Dalkey: €2.95m Montpelier is a handsome redbrick semi-detached house set above Dalkey railway station on Ardeevin Road. For auction on September 21st, it's expected to make around €2.95 million, according to selling agent Ronan O'Hara of HOK Residential.
The house is known to many around Dalkey as the house and surgery of the late Goggins, father and daughter GPs whose practice ranged widely over this part of Dublin. This is an executor's sale.
Dating from the 1850s with a floor area of 372sq m (4,000sq ft) and gardens extending to 0.6 acres, the layout is typical of many Dublin redbrick houses of that era. The main house has a return on three levels stretching out behind from one corner, which gives six or seven bedrooms.
The entrance to the house is through old granite gateposts and a gravelled drive beside a beautiful garden with many old trees. The house is approached up a slight rise with a flight of granite steps which levels out in front. One of the many attractive features is that there is no basement and, because of the incline, there are wonderful views of Dublin Bay out to Howth, from all the front windows.
The hall has light streaming in from a large fanlight and a window to the side and leads into a back hall with fine double drawingroom and diningroom off it which have intact original ceiling plasterwork, wide double doors and marble fireplaces.

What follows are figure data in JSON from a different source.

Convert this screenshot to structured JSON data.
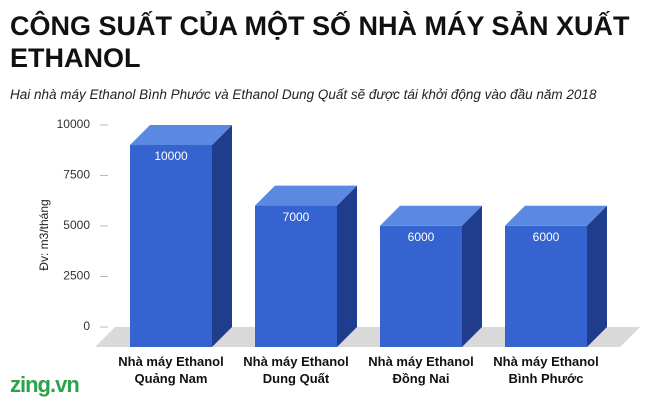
{
  "chart_data": {
    "type": "bar3d",
    "title": "CÔNG SUẤT CỦA MỘT SỐ NHÀ MÁY SẢN XUẤT ETHANOL",
    "subtitle": "Hai nhà máy Ethanol Bình Phước và Ethanol Dung Quất sẽ được tái khởi động vào đầu năm 2018",
    "y_label": "Đv: m3/tháng",
    "categories": [
      "Nhà máy Ethanol Quảng Nam",
      "Nhà máy Ethanol Dung Quất",
      "Nhà máy Ethanol Đồng Nai",
      "Nhà máy Ethanol Bình Phước"
    ],
    "values": [
      10000,
      7000,
      6000,
      6000
    ],
    "color": "#3563d0",
    "ylim": [
      0,
      10000
    ],
    "yticks": [
      0,
      2500,
      5000,
      7500,
      10000
    ],
    "grid": false,
    "logo": "zing.vn"
  }
}
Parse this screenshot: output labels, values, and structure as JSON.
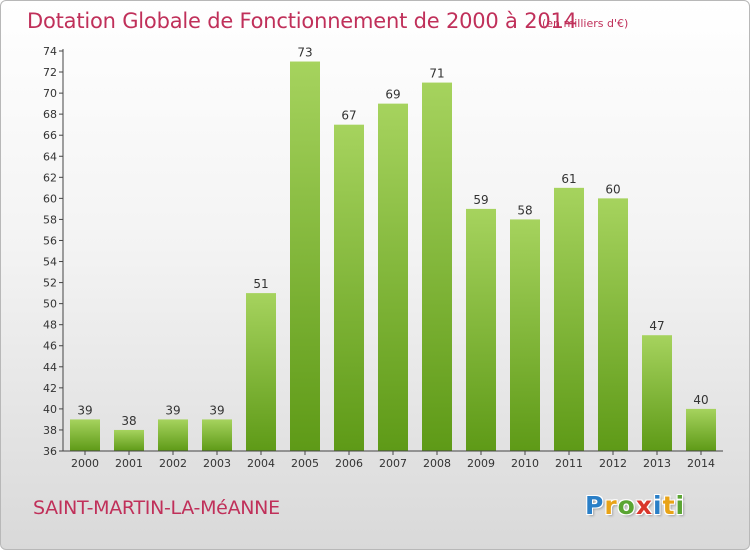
{
  "header": {
    "title": "Dotation Globale de Fonctionnement de 2000 à 2014",
    "unit": "(en milliers d'€)"
  },
  "footer": {
    "commune": "SAINT-MARTIN-LA-MéANNE",
    "logo_letters": [
      "P",
      "r",
      "o",
      "x",
      "i",
      "t",
      "i"
    ],
    "logo_colors": [
      "#2a7fc7",
      "#e8a317",
      "#5aa532",
      "#d9362b",
      "#2a7fc7",
      "#e8a317",
      "#5aa532"
    ]
  },
  "colors": {
    "bar_light": "#a6d35e",
    "bar_dark": "#5e9a17",
    "text": "#333333",
    "title": "#c0305a"
  },
  "chart_data": {
    "type": "bar",
    "title": "Dotation Globale de Fonctionnement de 2000 à 2014",
    "xlabel": "",
    "ylabel": "",
    "categories": [
      "2000",
      "2001",
      "2002",
      "2003",
      "2004",
      "2005",
      "2006",
      "2007",
      "2008",
      "2009",
      "2010",
      "2011",
      "2012",
      "2013",
      "2014"
    ],
    "values": [
      39,
      38,
      39,
      39,
      51,
      73,
      67,
      69,
      71,
      59,
      58,
      61,
      60,
      47,
      40
    ],
    "ylim": [
      36,
      74
    ],
    "yticks": [
      36,
      38,
      40,
      42,
      44,
      46,
      48,
      50,
      52,
      54,
      56,
      58,
      60,
      62,
      64,
      66,
      68,
      70,
      72,
      74
    ],
    "grid": false,
    "legend": "none"
  }
}
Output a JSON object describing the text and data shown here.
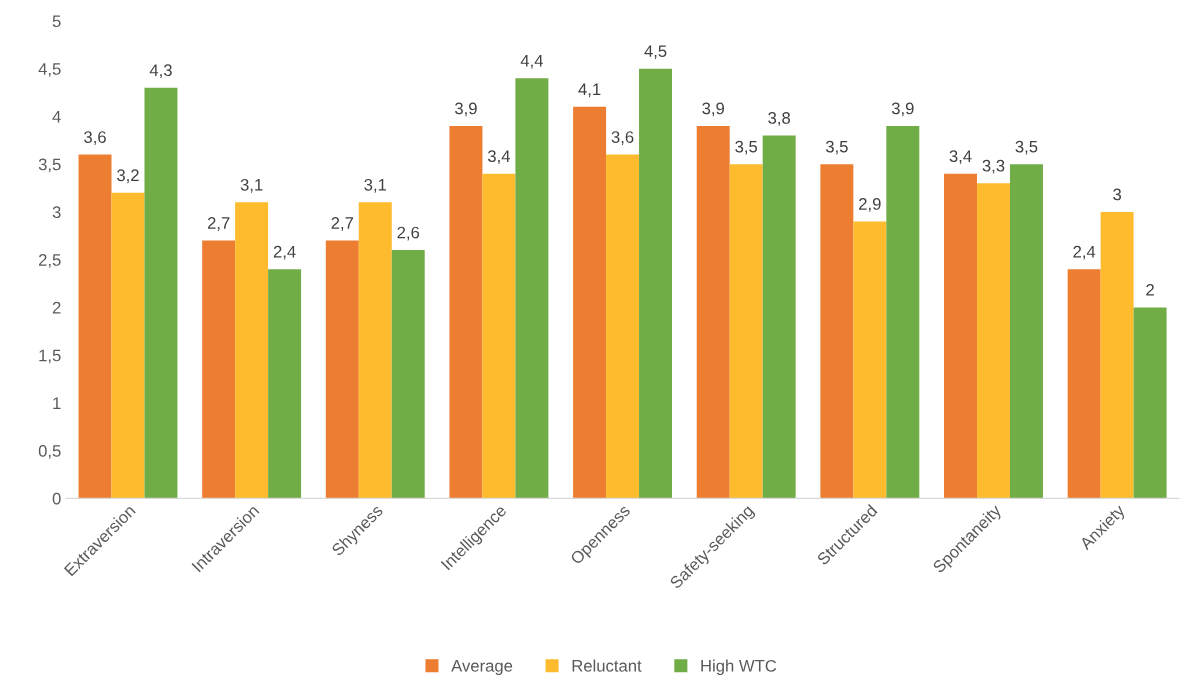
{
  "chart_data": {
    "type": "bar",
    "categories": [
      "Extraversion",
      "Intraversion",
      "Shyness",
      "Intelligence",
      "Openness",
      "Safety-seeking",
      "Structured",
      "Spontaneity",
      "Anxiety"
    ],
    "series": [
      {
        "name": "Average",
        "color": "#ed7d31",
        "values": [
          3.6,
          2.7,
          2.7,
          3.9,
          4.1,
          3.9,
          3.5,
          3.4,
          2.4
        ],
        "value_labels": [
          "3,6",
          "2,7",
          "2,7",
          "3,9",
          "4,1",
          "3,9",
          "3,5",
          "3,4",
          "2,4"
        ]
      },
      {
        "name": "Reluctant",
        "color": "#fdbb2d",
        "values": [
          3.2,
          3.1,
          3.1,
          3.4,
          3.6,
          3.5,
          2.9,
          3.3,
          3
        ],
        "value_labels": [
          "3,2",
          "3,1",
          "3,1",
          "3,4",
          "3,6",
          "3,5",
          "2,9",
          "3,3",
          "3"
        ]
      },
      {
        "name": "High WTC",
        "color": "#70ad47",
        "values": [
          4.3,
          2.4,
          2.6,
          4.4,
          4.5,
          3.8,
          3.9,
          3.5,
          2
        ],
        "value_labels": [
          "4,3",
          "2,4",
          "2,6",
          "4,4",
          "4,5",
          "3,8",
          "3,9",
          "3,5",
          "2"
        ]
      }
    ],
    "ylim": [
      0,
      5
    ],
    "yticks": [
      0,
      {
        "value": 0.5,
        "label": "0,5"
      },
      1,
      {
        "value": 1.5,
        "label": "1,5"
      },
      2,
      {
        "value": 2.5,
        "label": "2,5"
      },
      3,
      {
        "value": 3.5,
        "label": "3,5"
      },
      4,
      {
        "value": 4.5,
        "label": "4,5"
      },
      5
    ],
    "grid": false,
    "legend": "bottom"
  }
}
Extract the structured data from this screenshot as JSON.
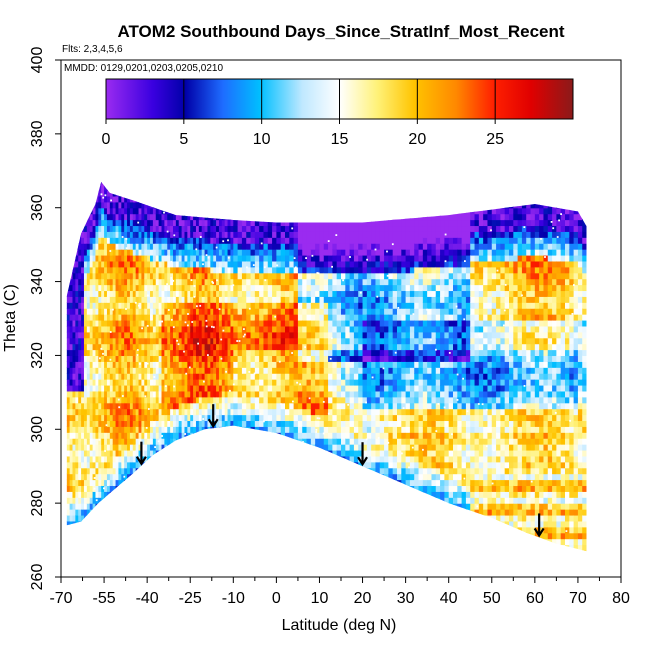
{
  "chart_data": {
    "type": "heatmap",
    "title": "ATOM2 Southbound Days_Since_StratInf_Most_Recent",
    "subtitle": "Flts: 2,3,4,5,6",
    "annotation": "MMDD: 0129,0201,0203,0205,0210",
    "xlabel": "Latitude (deg N)",
    "ylabel": "Theta (C)",
    "xlim": [
      -70,
      80
    ],
    "ylim": [
      260,
      400
    ],
    "x_ticks": [
      -70,
      -55,
      -40,
      -25,
      -10,
      0,
      10,
      20,
      30,
      40,
      50,
      60,
      70,
      80
    ],
    "x_tick_labels": [
      "-70",
      "-55",
      "-40",
      "-25",
      "-10",
      "0",
      "10",
      "20",
      "30",
      "40",
      "50",
      "60",
      "70",
      "80"
    ],
    "y_ticks": [
      260,
      280,
      300,
      320,
      340,
      360,
      380,
      400
    ],
    "y_tick_labels": [
      "260",
      "280",
      "300",
      "320",
      "340",
      "360",
      "380",
      "400"
    ],
    "colorbar": {
      "min": 0,
      "max": 30,
      "ticks": [
        0,
        5,
        10,
        15,
        20,
        25
      ],
      "tick_labels": [
        "0",
        "5",
        "10",
        "15",
        "20",
        "25"
      ],
      "colors": [
        "#8a2be2",
        "#0000cd",
        "#1e90ff",
        "#00bfff",
        "#ffffff",
        "#ffd700",
        "#ff8c00",
        "#ff0000",
        "#8b1a1a"
      ]
    },
    "arrows_latitude": [
      -42,
      -17,
      20,
      61
    ],
    "grid": false,
    "legend": "colorbar-top"
  }
}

The main bedroom upstairs has two arched windows. And the large bedroom behind it also has marble fireplaces and ceiling work. There is a smaller bedroom over the hall.
The return could benefit from some changes, particularly the kitchen and scullery on the ground floor, which could be made into one light-filled contemporary space.
The other two floors of the return are on the sunny side of the house and have big bay windows on two sides, a good-sized room and a smaller one on each floor, and a cute staircase descending from the first floor to the kitchen quarters.
Outside there are several outhouses, a large stone arch with double doors leading into another yard and, most surprisingly, an orchard at present only accessible through a narrow side passage, but which could easily be accessed through the back of the yard.